Der Heer estaba sinceramente alarmado frente a los primeros indicios de verdadero rencor.

— Tal vez valdría la pena que recordáramos cuál era el propósito de esta reunión — dijo.

«Ya está Ken con sus ganas de apaciguar los ánimos», pensó Ellie. «En algunas ocasiones es valiente, sobre todo cuando no le cabe responsabilidad de acción. Tiene mucho coraje para hablar… en privado. Pero en lo relativo a la política científica, especialmente cuando actúa en representación de la Presidenta, es conciliador. Sería capaz de llegar a un arreglo hasta con el diablo mismo.»

— Ése es otro tema — polemizó Ellie, interrumpiendo su propio hilo de pensamiento, además del de Ken —. Si esa señal procede de Dios, ¿por qué parte de un solo punto de la esfera celeste, en las proximidades de una estrella cercana particularmente brillante?
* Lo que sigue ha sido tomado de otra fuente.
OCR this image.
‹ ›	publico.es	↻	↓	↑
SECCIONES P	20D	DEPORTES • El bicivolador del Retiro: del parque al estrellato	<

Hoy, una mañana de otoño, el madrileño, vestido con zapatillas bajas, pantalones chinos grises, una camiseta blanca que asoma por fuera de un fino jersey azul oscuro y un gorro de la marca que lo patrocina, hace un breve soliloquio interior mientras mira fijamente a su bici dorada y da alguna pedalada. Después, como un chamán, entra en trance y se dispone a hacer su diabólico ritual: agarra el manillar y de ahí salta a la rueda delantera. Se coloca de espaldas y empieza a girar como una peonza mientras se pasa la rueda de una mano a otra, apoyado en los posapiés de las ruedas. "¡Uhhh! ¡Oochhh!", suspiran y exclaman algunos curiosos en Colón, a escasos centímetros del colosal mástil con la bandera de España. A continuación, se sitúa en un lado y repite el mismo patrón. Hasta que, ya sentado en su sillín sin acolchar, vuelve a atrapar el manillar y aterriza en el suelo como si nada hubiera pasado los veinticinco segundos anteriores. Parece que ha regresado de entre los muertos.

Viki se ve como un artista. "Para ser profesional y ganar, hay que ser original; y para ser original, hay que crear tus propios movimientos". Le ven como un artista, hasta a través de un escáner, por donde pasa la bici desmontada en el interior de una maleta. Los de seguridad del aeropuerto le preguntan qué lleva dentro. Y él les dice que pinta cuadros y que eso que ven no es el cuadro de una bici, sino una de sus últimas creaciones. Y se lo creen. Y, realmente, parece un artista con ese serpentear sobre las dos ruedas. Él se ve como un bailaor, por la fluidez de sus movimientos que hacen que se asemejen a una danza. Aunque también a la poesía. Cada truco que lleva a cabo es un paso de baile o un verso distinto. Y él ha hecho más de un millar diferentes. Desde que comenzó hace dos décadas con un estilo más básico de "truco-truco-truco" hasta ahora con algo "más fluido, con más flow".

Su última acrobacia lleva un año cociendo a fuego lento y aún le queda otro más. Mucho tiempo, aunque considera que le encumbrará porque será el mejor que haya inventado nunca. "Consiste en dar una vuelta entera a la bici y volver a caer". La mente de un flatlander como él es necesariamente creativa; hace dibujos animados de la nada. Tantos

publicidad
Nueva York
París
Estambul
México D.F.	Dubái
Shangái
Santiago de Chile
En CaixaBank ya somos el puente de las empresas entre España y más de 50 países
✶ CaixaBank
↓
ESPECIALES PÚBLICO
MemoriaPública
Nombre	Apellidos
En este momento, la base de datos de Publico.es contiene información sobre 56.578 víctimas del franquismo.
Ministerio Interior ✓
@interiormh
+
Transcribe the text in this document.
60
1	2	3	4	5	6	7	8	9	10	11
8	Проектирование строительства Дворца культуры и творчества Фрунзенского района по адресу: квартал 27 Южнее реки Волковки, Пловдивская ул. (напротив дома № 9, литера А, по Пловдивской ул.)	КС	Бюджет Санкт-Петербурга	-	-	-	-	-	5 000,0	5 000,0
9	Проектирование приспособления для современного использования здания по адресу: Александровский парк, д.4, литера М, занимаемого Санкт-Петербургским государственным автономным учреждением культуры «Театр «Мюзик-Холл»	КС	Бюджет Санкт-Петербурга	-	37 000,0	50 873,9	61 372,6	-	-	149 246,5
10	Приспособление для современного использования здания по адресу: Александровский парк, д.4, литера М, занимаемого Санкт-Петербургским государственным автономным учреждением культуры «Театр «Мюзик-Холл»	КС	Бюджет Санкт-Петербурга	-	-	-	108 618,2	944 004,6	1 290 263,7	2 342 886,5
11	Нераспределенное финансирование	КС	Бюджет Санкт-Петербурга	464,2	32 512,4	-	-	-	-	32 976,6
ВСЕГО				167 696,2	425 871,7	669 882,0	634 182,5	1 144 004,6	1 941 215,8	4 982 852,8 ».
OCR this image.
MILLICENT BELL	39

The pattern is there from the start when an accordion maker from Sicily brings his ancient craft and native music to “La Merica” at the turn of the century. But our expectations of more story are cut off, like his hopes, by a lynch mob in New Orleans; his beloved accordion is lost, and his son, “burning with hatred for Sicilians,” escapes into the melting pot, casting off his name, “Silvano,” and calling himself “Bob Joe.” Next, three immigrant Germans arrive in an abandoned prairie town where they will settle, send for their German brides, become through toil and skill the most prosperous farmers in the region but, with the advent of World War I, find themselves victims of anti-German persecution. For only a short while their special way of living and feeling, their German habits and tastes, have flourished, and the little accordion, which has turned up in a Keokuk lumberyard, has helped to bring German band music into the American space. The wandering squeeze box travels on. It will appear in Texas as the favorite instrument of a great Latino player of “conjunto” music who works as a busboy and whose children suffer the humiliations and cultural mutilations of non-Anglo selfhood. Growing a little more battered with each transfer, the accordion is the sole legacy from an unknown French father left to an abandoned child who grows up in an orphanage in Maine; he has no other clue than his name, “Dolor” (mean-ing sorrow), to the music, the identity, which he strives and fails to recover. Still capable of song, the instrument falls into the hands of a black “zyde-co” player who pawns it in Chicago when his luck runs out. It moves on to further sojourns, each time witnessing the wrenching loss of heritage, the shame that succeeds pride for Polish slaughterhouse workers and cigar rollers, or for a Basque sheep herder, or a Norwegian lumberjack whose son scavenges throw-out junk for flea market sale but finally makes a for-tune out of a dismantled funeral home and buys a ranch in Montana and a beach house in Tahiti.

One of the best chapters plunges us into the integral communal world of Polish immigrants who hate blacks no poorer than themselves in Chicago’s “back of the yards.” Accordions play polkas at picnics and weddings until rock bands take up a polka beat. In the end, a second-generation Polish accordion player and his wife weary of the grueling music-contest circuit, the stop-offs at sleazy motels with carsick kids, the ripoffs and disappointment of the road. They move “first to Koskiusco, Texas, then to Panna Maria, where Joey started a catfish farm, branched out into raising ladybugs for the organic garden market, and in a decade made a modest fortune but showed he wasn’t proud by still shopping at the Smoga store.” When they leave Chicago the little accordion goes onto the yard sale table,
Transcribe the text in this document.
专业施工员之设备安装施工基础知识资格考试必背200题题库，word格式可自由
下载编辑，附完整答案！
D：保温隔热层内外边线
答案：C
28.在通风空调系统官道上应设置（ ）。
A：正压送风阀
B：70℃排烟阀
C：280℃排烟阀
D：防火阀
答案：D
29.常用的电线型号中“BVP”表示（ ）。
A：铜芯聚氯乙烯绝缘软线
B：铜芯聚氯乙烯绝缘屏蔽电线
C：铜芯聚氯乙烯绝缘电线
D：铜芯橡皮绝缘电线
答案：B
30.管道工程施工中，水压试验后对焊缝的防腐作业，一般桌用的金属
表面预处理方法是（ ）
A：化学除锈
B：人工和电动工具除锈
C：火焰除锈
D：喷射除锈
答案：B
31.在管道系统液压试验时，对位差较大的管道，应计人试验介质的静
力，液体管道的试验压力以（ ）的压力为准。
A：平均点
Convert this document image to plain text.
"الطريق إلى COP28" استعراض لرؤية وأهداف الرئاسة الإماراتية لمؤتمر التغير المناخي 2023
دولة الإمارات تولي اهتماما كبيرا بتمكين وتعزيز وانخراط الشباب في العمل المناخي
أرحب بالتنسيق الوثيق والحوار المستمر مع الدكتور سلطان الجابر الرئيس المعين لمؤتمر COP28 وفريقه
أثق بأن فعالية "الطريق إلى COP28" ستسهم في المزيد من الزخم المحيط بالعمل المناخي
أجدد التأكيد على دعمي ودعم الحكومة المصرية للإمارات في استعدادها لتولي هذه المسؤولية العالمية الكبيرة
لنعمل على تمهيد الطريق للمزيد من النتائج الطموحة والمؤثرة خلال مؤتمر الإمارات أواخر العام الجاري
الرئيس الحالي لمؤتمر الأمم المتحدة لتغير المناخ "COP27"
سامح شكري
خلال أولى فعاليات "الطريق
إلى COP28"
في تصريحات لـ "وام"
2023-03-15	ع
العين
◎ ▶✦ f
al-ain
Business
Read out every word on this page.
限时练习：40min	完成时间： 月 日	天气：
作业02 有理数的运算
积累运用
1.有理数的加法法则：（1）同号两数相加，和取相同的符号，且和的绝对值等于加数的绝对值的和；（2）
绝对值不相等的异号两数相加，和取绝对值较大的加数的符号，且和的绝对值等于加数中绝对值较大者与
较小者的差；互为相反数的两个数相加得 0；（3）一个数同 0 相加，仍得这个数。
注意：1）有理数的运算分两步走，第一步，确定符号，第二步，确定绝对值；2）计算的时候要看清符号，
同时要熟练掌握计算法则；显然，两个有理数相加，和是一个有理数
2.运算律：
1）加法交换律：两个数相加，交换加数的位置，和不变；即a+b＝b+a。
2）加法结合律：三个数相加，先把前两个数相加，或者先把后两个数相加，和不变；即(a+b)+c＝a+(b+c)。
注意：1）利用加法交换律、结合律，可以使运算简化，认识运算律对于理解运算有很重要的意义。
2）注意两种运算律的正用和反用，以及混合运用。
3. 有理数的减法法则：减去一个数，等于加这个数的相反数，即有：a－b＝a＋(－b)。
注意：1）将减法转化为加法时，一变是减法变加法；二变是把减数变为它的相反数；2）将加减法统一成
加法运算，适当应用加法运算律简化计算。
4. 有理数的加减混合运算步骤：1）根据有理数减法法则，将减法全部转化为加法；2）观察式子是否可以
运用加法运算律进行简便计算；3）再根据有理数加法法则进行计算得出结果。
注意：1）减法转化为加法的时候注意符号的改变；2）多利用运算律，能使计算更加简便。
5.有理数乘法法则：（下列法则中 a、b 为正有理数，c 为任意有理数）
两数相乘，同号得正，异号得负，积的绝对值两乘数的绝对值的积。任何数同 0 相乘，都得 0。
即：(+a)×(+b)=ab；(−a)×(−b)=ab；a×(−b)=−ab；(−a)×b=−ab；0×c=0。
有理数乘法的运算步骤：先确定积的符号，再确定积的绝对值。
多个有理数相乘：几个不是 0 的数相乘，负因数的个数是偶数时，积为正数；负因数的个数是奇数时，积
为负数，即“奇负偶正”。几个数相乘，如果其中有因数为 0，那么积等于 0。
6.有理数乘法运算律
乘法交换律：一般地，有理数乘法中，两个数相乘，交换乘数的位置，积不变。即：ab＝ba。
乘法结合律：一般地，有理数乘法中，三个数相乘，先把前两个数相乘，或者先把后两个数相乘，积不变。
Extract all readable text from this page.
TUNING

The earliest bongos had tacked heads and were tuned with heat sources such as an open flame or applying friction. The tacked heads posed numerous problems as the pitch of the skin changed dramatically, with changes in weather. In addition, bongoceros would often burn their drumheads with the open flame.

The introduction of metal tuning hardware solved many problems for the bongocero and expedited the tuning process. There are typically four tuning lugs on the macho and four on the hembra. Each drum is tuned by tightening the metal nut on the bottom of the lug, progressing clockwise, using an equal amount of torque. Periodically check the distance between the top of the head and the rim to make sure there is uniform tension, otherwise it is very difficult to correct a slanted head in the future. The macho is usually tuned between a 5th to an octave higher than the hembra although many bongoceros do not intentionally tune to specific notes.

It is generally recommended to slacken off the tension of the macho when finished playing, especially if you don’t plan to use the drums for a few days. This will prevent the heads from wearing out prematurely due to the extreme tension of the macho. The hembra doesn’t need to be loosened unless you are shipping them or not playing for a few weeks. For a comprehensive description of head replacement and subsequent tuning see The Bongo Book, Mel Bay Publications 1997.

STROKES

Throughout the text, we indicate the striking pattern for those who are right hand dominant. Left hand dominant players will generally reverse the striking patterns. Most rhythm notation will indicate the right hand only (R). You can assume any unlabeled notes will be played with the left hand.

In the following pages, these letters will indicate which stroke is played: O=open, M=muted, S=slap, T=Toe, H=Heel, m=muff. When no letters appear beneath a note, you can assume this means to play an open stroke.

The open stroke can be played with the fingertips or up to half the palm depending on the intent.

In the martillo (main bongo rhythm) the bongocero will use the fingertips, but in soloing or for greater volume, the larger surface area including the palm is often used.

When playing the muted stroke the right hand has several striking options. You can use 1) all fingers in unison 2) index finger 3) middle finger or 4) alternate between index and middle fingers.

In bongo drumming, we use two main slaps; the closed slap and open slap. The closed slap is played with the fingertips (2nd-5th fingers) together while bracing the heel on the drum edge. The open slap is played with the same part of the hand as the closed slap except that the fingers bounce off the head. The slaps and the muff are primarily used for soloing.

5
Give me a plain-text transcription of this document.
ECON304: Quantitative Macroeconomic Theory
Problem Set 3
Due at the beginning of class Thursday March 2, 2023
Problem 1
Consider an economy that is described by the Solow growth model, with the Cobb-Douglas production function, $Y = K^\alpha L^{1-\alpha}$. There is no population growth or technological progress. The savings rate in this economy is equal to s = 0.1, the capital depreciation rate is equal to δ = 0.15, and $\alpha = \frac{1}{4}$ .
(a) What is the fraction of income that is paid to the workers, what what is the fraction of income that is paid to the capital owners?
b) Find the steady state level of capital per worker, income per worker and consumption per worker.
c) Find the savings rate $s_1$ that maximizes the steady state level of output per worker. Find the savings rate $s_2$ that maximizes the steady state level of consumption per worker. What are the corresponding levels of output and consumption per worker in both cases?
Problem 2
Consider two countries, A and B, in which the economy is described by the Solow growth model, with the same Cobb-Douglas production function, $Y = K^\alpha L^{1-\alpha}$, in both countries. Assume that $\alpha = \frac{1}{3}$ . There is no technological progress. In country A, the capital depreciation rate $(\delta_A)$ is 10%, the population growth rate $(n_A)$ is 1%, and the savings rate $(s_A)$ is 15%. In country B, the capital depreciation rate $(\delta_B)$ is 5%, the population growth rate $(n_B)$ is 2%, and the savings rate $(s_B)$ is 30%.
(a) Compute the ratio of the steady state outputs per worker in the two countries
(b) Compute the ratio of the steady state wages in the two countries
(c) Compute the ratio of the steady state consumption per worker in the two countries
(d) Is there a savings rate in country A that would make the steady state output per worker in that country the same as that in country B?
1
¿Por qué no se origina en todo el cielo al mismo tiempo, con una suerte de radiación de fondo de cuerpo negro? Si proviene de una sola estrella, parece una señal de otra civilización. Si proviniera de todas partes, se asemejaría mucho más a un mensaje de Dios.

— Dios puede enviar la señal desde la boca de la Osa Menor, si lo desea. — Rankin tenía el rostro enrojecido —. Perdone, pero ha conseguido exasperarme. Dios puede hacer cualquier cosa.

— Cualquier cosa que usted no entiende, señor Rankin, se la atribuye a Dios, y así justifica todos los misterios del mundo, todo lo que constituye un desafío a su inteligencia.

Usted se limita a cerrar su mente y asegurar que es obra de Dios.

— Señorita, no he venido aquí a que me insulten…

— ¿Venido aquí? Creí que usted vivía acá.

— Señorita… — Rankin estaba a punto de decir algo, pero cambió de idea. Respiró hondo y continuó —. Éste es un país cristiano y los cristianos poseen el conocimiento verdadero sobre este tema, la sagrada responsabilidad de verificar que la palabra santa de Dios sea comprendida…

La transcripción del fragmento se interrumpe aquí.